According to the US authorities, McAfee had leveraged his fame to promote these coin offerings and he went ahead to pocket over half of the proceeds from these offerings illegally. The authorities also stated that he failed to inform his teeming followers that he was being paid to offer promotional services for these coins.
The Securities and Exchange Commission (SEC) alleges that the anti-virus founder made over $23 million from these promotions he did via, majorly, his Twitter handle. He then hid the funds from the Internal Revenue Service (IRS) by buying properties like a yacht, a car and others under the name of another person. McAfee had received his payments in cryptocurrencies like Bitcoin, Ethereum and tokens of the asset he promoted.

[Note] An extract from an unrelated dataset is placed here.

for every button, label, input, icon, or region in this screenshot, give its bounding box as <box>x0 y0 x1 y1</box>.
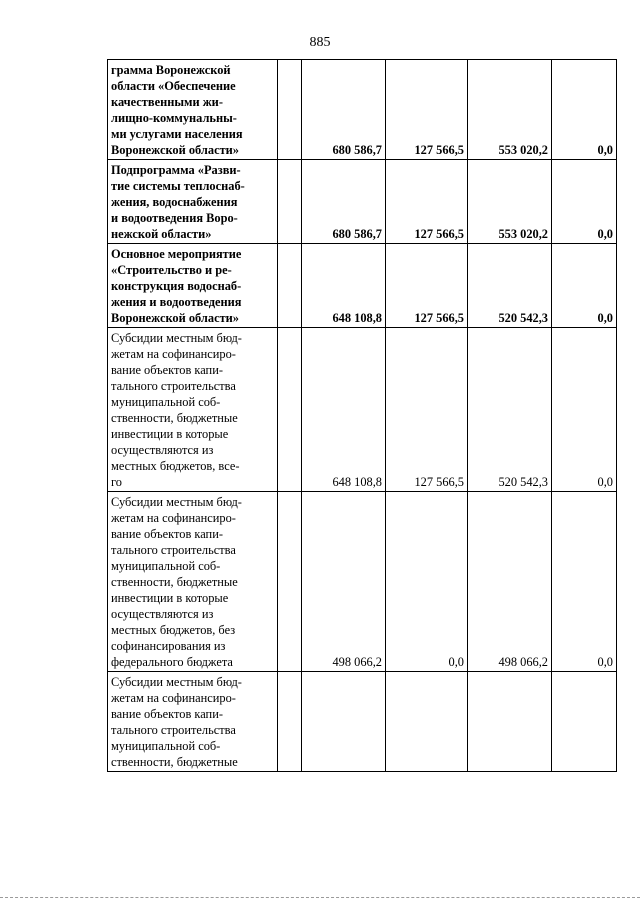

Since McAfee is locked up in Spanish prison, the regulators are yet to determine how to serve him his papers because his extradition is yet to be completed. One way they could circumvent this is to use the Hague Convention service. In this case, the papers could be served by Spanish authorities on behalf of the US government.
Under US laws, it is illegal for a “famous” individual to leverage his fame to convince “unsuspecting” members of the public about investing in a security. We reported that the authorities had fined Hollywood actor and martial art practitioner, Steven Seagal, for his role in promoting and marketing a B2G token in 2020. Seagal was asked to pay a fine of over $300,000.